Une semaine de cinq jours de travail, ce n'est plus un projet en Tunisie ni une simple idée proposée par certaines personnes. L'expérience vient d'être lancée avec la rentrée administrative. Après une longue période de vacances, de séance unique et de repos, les fonctionnaires ont repris leur rythme de travail, mais avec un nouvel horaire. Deux séances de travail, une heure de repos « entre 12h30 et 13h30 » et deux jours de repos (le samedi et le dimanche. La démarche est pour certains bénéfiques. Elle ne l'est pas pour d'autres. Et pour cause : une économie nationale en difficulté, des charges supplémentaires aux ménages.
En fait, nombreux sont ceux qui considèrent que la Tunisie a plus que jamais besoin de ses compétences et d'une force de travail supplémentaire pour relancer l'économie à tous les niveaux. Certains administrateurs, notamment ceux qui travaillent dans les municipalités, ne cachent pas leur mécontentement face à cette décision qu'ils trouvent non fructueuse. Ils considèrent à cet égard qu'elle aura un impact négatif sur la rentabilité et le déroulement du travail des sociétés exportatrices. En effet, nombreuses sont les compagnies qui effectuent leur travail lors du weekend. « Elles se trouveront ainsi face à des handicaps, dont la fermeture des guichets où l'on peut effectuer les copies conformes, la légalisation de signatures et autres procédures indispensables... », témoigne un fonctionnaire. Et d'ajouter : « pour accomplir ces formalités, il sera obligatoire de se déplacer dans les grands surfaces, d'où du temps perdu ». « Il s'agit d'une concession du gouvernement pour les fonctionnaires en leur faisant gagner une journée de travail, et donc on aurait dû la coupler avec l'abolition de la séance unique en été qui est improductive et qui n'est appliquée nulle part ailleurs », attire l'attention un expert comptable.
Sons de cloche
Les sons de cloche et les réactions diffèrent. Les « contre » la semaine de cinq jours de travail s'inquiètent déjà, par rapport à leur bourse et leur équilibre financier, surtout celui familial. « Nul ne peut nier que le fonctionnaire tunisien est sous payé et qu'il boucle difficilement ses fins du mois. Il lui serait difficile, voire impossible d'assurer les charges supplémentaires qui s'jouteront lors du weekend prolongé », critique Amine, fonctionnaire dans une municipalité. Le jeune père de famille s'inquiète même pour l'équilibre social de sa famille. Car il craint des problèmes avec sa conjointe au cas où il ne pourra pas satisfaire ses demandes ou celles de ses enfants.

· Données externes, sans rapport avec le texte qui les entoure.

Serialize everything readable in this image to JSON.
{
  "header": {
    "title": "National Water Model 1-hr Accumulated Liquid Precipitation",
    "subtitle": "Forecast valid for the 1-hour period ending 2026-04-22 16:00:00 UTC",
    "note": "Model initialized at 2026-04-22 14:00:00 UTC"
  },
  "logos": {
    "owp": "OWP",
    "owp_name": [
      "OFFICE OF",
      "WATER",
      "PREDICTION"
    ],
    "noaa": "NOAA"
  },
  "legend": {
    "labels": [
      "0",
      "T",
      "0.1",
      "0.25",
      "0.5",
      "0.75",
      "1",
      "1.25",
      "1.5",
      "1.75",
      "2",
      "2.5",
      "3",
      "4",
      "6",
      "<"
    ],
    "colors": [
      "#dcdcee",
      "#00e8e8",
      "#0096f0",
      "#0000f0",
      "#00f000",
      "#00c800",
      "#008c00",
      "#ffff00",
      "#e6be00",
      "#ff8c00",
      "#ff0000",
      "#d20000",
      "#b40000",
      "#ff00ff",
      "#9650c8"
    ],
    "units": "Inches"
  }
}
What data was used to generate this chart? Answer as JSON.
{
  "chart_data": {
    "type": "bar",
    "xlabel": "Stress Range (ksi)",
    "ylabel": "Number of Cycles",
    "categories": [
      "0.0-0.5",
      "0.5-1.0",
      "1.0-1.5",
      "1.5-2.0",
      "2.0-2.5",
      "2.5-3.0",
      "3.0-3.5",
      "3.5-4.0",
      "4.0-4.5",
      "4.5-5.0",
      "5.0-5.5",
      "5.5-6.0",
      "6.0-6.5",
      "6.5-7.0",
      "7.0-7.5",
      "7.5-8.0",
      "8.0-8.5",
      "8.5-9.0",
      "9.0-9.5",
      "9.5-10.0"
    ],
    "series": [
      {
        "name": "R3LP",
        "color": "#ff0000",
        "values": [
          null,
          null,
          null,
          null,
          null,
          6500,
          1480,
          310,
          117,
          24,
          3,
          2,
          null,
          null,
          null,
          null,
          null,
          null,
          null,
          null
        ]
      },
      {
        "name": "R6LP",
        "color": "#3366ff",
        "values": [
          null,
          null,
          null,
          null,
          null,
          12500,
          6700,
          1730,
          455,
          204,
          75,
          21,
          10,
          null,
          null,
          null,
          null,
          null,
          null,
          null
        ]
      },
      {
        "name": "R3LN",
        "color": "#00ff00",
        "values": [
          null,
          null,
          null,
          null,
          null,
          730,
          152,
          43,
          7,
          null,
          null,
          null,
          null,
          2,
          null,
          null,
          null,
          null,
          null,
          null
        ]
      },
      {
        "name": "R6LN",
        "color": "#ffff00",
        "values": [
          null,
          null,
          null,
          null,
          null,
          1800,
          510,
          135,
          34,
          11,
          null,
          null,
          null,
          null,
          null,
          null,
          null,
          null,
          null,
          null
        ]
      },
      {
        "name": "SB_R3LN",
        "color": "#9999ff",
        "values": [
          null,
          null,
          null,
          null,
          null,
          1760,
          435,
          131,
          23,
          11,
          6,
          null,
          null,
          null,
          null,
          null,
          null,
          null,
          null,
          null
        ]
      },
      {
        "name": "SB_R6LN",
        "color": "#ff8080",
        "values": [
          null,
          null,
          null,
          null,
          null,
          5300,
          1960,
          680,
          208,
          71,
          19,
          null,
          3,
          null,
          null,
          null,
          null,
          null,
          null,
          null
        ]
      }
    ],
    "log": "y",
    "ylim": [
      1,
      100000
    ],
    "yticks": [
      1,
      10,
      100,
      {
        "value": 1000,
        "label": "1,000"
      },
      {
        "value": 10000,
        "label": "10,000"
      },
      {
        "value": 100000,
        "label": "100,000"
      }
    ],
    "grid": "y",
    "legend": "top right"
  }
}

Toutefois, d'autres ne cachent pas leur satisfaction de cette décision. Ils considèrent que la société tunisienne vient d'entamer une nouvelle phase, d'où une nouvelle composante dans leur carrière professionnelle. « Et il ne faut pas saboter cette décision », se mettent d'accord plusieurs fonctionnaires. Les positions divergent d'un fonctionnaire à l'autre. Ils partagent un autre point de vue. « La question ne se pose pas à ce niveau », attire l'attention Ali. « C'est comment habiliter l'administration tunisienne pour qu'elle soit en mesure de réussir cette phase transitoire », signale-t-il.
Et le culturel ?
Il est vrai. Les fonctionnaires ne sont pas habitués au long weekend, à cette répartition horaire. Mais il est temps pour les Tunisiens de s'adapter à cette nouvelle culture ou tradition. Comme l'explique bien Max Weber dans son ouvrage « L'éthique protestante et l'esprit du capitalisme », c'est le culturel qui l'emporte sur l'économique. En fait, c'est le culturel qui définit et oriente l'économie. Le comportement du protestant et sa vision culturelle du travail était à l'origine de l'accumulation primitive du capital, d'où l'éclosion du modèle capitaliste.
Pour bien réussir à bien cette expérience, il sera dès lors indispensable d'offrir aux Tunisiens les moyens nécessaires pour passer un long weekend dans les meilleures conditions possibles, dont l'aménagement des parcours de santé, des espaces de loisirs, et pourquoi pas des réductions sur les tarifs de séjours dans les hôtels... Le sociologue français, Michel Crozier, considère dans « L'acteur et le système » qu'il ne s'agit pas d'un problème d'adaptation de l'acteur : « le fonctionnaire » dans le système. Mais de mettre en place un système assez ouvert à toute forme d'innovation et un acteur habilité à s'adapter aux nouvelles formes d'organisation et d'innovation. Une grande campagne de sensibilisation de tous les acteurs sociaux des avantages des cinq jours de travail, pourrait être utile pour réussir cette expérience.